Ekipa badawcza marki volvo, zajmująca się wypadkami drogowymi – Volvo Cars Accident Research – składa się z fachowców, którzy już w 1970 drapali się po głowach szukając odpowiedzi na pytanie: „Ale jak on to zrobił?”. Zazwyczaj pytanie to padało nad wrakiem, który bardziej przypominał efekt wspólnej pracy artystycznej Picassa i Salvadora Dalí niż samochód.
Ekipa badawcza działa w okolicach szwedzkiego miasta Goeteborg, które charakteryzuje się prawie bez przerwy padającym deszczem i ogromnym popytem na bezpiecznie samochody oraz suszarki do ubrań. Być może właśnie z tego powodu wybrano drogi tego miasta, które pozwalają Volvo Cars Accident Research na przeanalizowanie do 50 wypadków rocznie.
Na miejscu wypadku zostaje przebadane wszystko co głośno i zdecydowanie się na to nie zgadza. Pod lupę pójdzie prędkość i energia uderzenia, kąty, ślady hamowania, prędkość zadziałania systemów bezpieczeństwa, uszkodzenia pojazdu, stan znaków drogowych i stan nawierzchni oraz stan samych poszkodowanych. Specjaliści często nie kończą pracy na miejscu wypadku, ale proszą o udostępnienie dokumentacji medycznej, aby dowiedzieć się wszystkiego o obrażeniach i procesie leczenia. Dodatkowo ekipie zdarza się odkupywać wraki, aby przyjrzeć się im w laboratorium, bez potrzeby trzymania mokrego parasola. Zebrane dane stanowią materiał bazowy, który pozwala na skuteczny rozwój systemów bezpieczeństwa, które nieustannie ścigają się z nieprzewidywalnością warunków na drodze i ludzkiej kreatywności.

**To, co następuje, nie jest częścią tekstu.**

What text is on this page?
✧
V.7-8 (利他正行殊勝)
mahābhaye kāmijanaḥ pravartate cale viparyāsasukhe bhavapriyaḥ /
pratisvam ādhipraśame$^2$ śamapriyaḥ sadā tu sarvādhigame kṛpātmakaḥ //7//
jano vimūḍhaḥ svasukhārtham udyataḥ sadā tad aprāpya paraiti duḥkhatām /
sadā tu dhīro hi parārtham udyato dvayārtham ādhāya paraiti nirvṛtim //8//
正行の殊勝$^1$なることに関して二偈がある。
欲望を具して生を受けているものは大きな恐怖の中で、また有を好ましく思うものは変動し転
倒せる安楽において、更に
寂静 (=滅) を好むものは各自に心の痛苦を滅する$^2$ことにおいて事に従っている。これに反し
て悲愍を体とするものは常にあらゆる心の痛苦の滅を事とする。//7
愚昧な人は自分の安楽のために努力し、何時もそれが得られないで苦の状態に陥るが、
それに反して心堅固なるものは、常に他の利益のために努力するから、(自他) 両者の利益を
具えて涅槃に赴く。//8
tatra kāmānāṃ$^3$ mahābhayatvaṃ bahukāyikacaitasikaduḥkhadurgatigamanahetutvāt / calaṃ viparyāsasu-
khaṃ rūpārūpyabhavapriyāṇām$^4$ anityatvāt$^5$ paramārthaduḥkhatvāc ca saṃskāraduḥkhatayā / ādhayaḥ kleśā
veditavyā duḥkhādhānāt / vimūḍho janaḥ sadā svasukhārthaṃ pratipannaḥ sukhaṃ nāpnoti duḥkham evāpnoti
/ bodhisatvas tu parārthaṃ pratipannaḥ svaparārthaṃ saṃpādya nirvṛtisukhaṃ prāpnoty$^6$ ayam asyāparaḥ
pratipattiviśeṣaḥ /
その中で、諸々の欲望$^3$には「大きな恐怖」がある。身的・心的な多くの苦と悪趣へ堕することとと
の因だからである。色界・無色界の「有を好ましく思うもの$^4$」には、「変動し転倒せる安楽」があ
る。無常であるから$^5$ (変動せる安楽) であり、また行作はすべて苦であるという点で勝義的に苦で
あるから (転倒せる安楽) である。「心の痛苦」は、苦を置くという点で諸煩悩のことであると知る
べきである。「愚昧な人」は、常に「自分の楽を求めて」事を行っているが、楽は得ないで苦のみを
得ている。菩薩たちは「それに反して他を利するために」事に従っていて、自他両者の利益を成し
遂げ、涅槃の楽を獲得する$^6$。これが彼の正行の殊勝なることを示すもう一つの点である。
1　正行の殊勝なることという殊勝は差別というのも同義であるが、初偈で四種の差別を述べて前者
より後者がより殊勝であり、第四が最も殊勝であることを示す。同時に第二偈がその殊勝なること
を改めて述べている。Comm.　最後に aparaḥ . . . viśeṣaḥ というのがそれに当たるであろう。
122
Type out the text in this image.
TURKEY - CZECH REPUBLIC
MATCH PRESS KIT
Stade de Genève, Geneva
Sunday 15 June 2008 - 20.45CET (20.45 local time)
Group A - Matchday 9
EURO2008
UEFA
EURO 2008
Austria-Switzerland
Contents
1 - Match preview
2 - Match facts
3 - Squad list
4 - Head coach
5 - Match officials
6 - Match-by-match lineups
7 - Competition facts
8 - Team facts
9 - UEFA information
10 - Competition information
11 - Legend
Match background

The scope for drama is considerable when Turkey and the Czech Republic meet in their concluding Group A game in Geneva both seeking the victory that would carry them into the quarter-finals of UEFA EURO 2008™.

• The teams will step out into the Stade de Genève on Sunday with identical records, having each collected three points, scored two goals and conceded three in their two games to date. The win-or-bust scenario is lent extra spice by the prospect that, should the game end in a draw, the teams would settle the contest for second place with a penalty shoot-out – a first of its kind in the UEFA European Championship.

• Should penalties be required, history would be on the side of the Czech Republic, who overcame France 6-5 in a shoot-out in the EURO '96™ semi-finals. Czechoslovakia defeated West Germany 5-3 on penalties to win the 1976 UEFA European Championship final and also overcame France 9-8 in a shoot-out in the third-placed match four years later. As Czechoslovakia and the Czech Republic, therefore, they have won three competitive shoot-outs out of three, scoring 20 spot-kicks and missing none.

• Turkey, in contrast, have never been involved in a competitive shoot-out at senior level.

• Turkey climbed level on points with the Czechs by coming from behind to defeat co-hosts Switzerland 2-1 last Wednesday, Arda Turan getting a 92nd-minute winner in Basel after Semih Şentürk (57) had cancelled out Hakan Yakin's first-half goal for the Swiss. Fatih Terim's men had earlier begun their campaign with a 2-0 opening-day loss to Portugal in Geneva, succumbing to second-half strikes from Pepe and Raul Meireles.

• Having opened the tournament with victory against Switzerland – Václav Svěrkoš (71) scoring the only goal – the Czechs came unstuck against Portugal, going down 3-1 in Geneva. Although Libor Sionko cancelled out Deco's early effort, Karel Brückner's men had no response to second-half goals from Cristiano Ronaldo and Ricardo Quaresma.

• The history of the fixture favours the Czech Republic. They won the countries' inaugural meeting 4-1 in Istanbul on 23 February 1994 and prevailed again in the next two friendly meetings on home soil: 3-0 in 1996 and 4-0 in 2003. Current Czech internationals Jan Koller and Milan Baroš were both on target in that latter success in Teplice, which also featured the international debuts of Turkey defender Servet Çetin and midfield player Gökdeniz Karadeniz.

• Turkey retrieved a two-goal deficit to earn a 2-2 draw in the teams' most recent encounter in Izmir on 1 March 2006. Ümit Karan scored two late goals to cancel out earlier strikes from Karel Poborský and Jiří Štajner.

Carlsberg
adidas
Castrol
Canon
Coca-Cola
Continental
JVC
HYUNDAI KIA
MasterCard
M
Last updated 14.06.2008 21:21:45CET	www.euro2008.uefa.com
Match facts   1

Accident Research Team nie są jedyny źródłem informacji, jakimi dysponujemy. Ale ich praca pozwala nam zrozumieć wiele detali. Wypadki ciągle mają miejsce, ale dzięki postępowi technologii, dziś wypadki mają łagodniejsze konsekwencje niż kiedyś, a ich uczestnicy rzadziej mają poważne obrażenia.
Malin Ekhom, kierująca działem Volvo Cars Safety Centre.
Co bardziej fascynujące stłuczki są odtwarzane w centrum zderzeniowym, funkcjonującym już od 20 lat. Mimo wieku należy on do jednych z najbardziej nowoczesnych na świecie i do nielicznych, które posiadają dwa tunele. Możemy o nich przeczytać:
Dłuższy z tuneli ma 154 metry i można w nim rozpędzić pojazd testowy do prędkości 120 km/h. Drugi tunel mierzy 108 metrów i jest przesuwany względem tego pierwszego w zakresie od 0 do 90 stopni. W nim można rozpędzić pojazd do 80 km/h. Co ważne, da się za pomocą tych tuneli prowadzić symulacje badań czołowych i bocznych dwóch pojazdów, a precyzja punktu zetknięcia się rozpędzonych aut wynosi 2,5 cm, co przekłada się na dwie tysięczne sekundy. Mrugnięcie oka zajmuje 60 tysięcznych sekundy. – www.volvocars.pl
Co ciekawe, stłuczki są rejestrowane także z dołu, ponieważ podłoga w miejscu, w którym dochodzi do zderzenia jest zbudowana z pleksiglasu. Umieszczone pod nią kamery rejestrują nawet 200 000 klatek na sekundę.
Na zakończenie warto dodać, że na terenach wokół tuneli znajduje się istny lunapark do rozbijania aut. Symuluje się na nim rolowanie samochodu, dachowanie, wpadanie do rowów etc.